= Mario Nugara =

American ballet director

Mario Nugara is an American ballet artist, director and teacher. He is the founder and artistic director of the City of Angels Ballet School.
Artistic Director of the California Riverside Ballet from 2010 to 2015.

Born in Pittsburgh, Pennsylvania, of Italian (Sicilian) and Polish descent, parents Millio Nugara Jr and Irene (Bober) Nugara, the second of four children. He started training at the age of 8. He received a full scholarship to train at the School of American Ballet, official school of the New York City Ballet. Danced with Boston Ballet, Fort Worth Ballet, on Broadway and guest artist with numerous ballet companies. Dancing mostly classics and Balanchine. Obtained a BFA and MFA from New York University's Tisch School of the Arts. He is the first ballet dancer to be awarded a Fulbright Scholarship. The Fulbright Scholarship was in conjunction with the Royal Danish Ballet and the University of Copenhagen. During this time he taught at the Royal Danish Ballet, Culberg Ballet, Ballet Academy of Stockholm, the New Danish Dance Theatre, the Marie Brolin – Tani Dance Theatre, and Dansens Hus.

Mario studied at the School of American Ballet, with Stanley Williams, Richard Rapp, Andrei Kramarevsky, Alexandra Danilova, Antonina Tumkovsky, Muriel Stuart, and John Taras, and with distinguished ballet instructors: Christina Bernal, Maggie Black, Edward Caton, Léonide Massine, Melissa Hayden and David Howard. He is the subject of a television documentary "Turning Point, City of Angels Ballet" and featured in the book "Unselfish, Love Thy Neighbor As Thy Selfie".
Lives in Los Angeles, CA.

In 1990 he began working on the City of Angels Ballet a not for profit ballet academy for youth from underserved communities throughout Los Angeles. The City of Angels Ballet (CAB) has worked with over 35 schools in the Los Angeles Unified School District. CAB has educated over 50,000 children in the fine performing arts, doing community outreach, lecture demonstrations, career day opportunities and the after school ballet classes at no cost to the schools or families. CAB encourages higher education, most of the youth are the first in their families to attend college. He brought art, education and culture to the most underserved communities in Los Angeles.

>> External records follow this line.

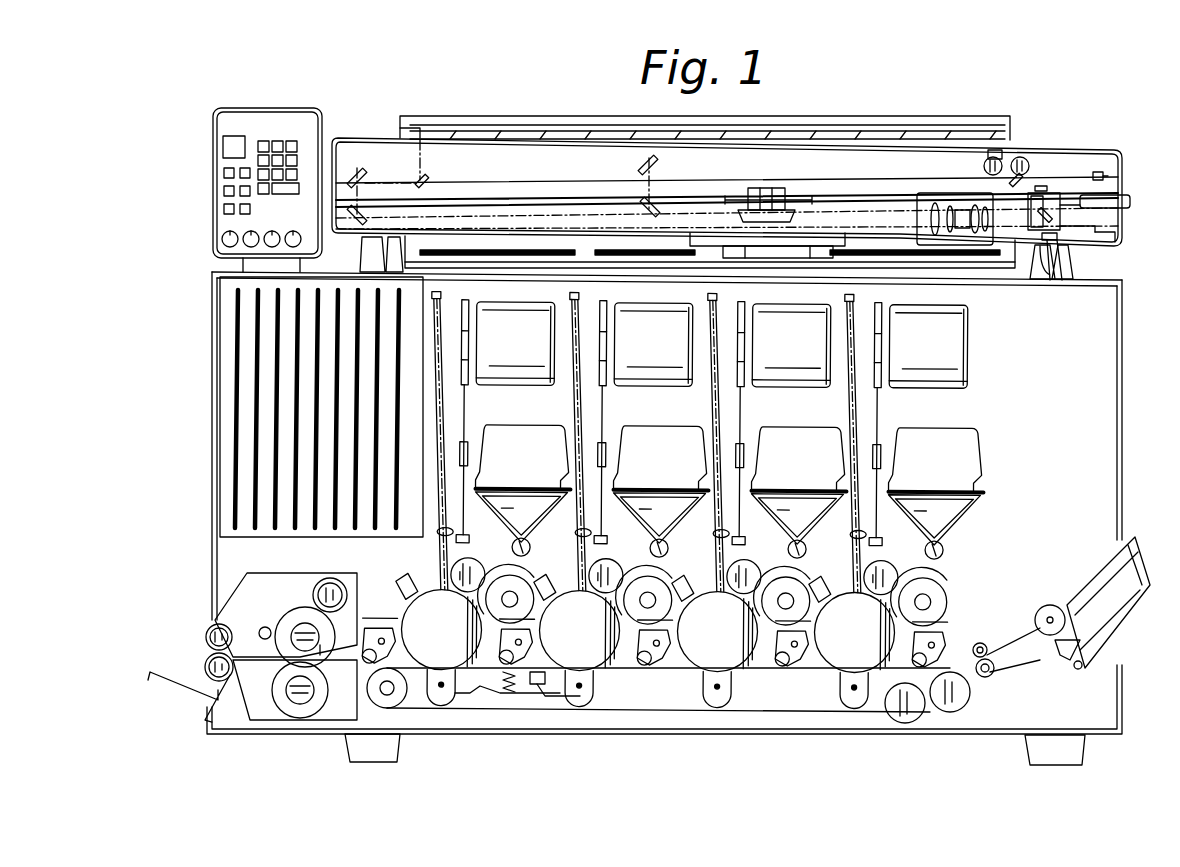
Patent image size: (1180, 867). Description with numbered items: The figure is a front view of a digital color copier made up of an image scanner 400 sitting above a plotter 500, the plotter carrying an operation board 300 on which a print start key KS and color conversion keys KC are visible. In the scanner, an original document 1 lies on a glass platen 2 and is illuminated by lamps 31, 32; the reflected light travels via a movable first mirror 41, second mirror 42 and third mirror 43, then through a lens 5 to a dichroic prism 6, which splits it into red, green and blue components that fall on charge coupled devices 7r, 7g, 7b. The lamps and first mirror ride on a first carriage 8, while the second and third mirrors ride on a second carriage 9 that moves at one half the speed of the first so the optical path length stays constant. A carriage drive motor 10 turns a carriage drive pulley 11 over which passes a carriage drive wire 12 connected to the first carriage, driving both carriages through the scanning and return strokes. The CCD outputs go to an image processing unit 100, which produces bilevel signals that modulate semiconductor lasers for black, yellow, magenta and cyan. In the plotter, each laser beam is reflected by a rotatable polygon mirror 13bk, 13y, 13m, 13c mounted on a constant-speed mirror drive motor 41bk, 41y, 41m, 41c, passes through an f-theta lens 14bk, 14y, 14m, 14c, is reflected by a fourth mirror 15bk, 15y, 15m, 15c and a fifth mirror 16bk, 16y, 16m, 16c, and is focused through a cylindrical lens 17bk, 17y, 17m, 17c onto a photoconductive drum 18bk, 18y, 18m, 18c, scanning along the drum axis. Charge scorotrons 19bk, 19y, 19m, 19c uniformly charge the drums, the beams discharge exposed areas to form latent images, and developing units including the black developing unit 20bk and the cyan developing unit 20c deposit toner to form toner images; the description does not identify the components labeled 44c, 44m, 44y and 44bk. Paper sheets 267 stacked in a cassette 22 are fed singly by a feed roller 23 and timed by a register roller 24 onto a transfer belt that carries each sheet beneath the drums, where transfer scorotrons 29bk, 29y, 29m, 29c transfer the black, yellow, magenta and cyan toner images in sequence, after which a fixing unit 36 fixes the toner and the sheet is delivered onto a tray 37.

The operation board 300 is at (262, 106).
The print start key KS is at (214, 153).
The color conversion keys KC is at (214, 201).
The image scanner 400 is at (555, 112).
The original document 1 is at (832, 128).
The glass platen 2 is at (838, 146).
The second mirror 42 is at (366, 170).
The first mirror 41 is at (428, 181).
The third mirror 43 is at (352, 224).
The second carriage 9 is at (656, 166).
The carriage drive pulley 11 is at (771, 190).
The carriage drive wire 12 is at (800, 200).
The carriage drive motor 10 is at (820, 248).
The lens 5 is at (945, 195).
The lamp 31 is at (1023, 158).
The lamp 32 is at (998, 150).
The dichroic prism 6 is at (1041, 195).
The first carriage 8 is at (1100, 172).
The charge coupled device 7r is at (1068, 187).
The charge coupled device 7g is at (1062, 258).
The charge coupled device 7b is at (1118, 243).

LAUSD and CAB comparison stats:

These statistics are district-wide numbers, combining affluent with low income areas. Unfortunately, most of the students in CAB reside in high risk areas where these figures are higher in reality .

LAUSD statistics

30% drop-out rate

85 live births/1000

39% Body Composition Failure - Obesity

49% Aerobic fitness test failure

Using a CAB student count of 4000, this is the profile of students using LAUSD statistics.

~1200 CAB students would have dropped out of high school   CAB 0 drop out

~319 girls would have babies -(based on 3600 girls in ballet school)  CAB 0 teen pregnancy

~1600 of your students would be clinically obese   CAB 0 Clinically obese

~2000 would have failed a basic aerobic fitness test   CAB 0 fail basic aerobic fitness

List of Colleges and Universities CAB students have gone on to attend

UCLA, UC Santa Cruz, Cal State LA, Cal State Long Beach, Cal State Northridge, UC San Diego, LA City College, Pasadena City College, UC Berkeley, UC Santa Barbara, University of Southern California, New York University, Wellesley College, UC Riverside, Bennington, Stanford University, Yale University and Columbia University.

A few have gone on to dance professionally: American Ballet Theatre, Boston Ballet, Lines Ballet San Francisco, Tucson Ballet

Performed at theaters; Music Center of LA, Japan American Theater, Segerstrom Theater, Universal Amphitheater, LA County Museum of Art, Fox Theater Riverside, CA, East LA City College, Los Angeles City College, Children’s Hospital LA.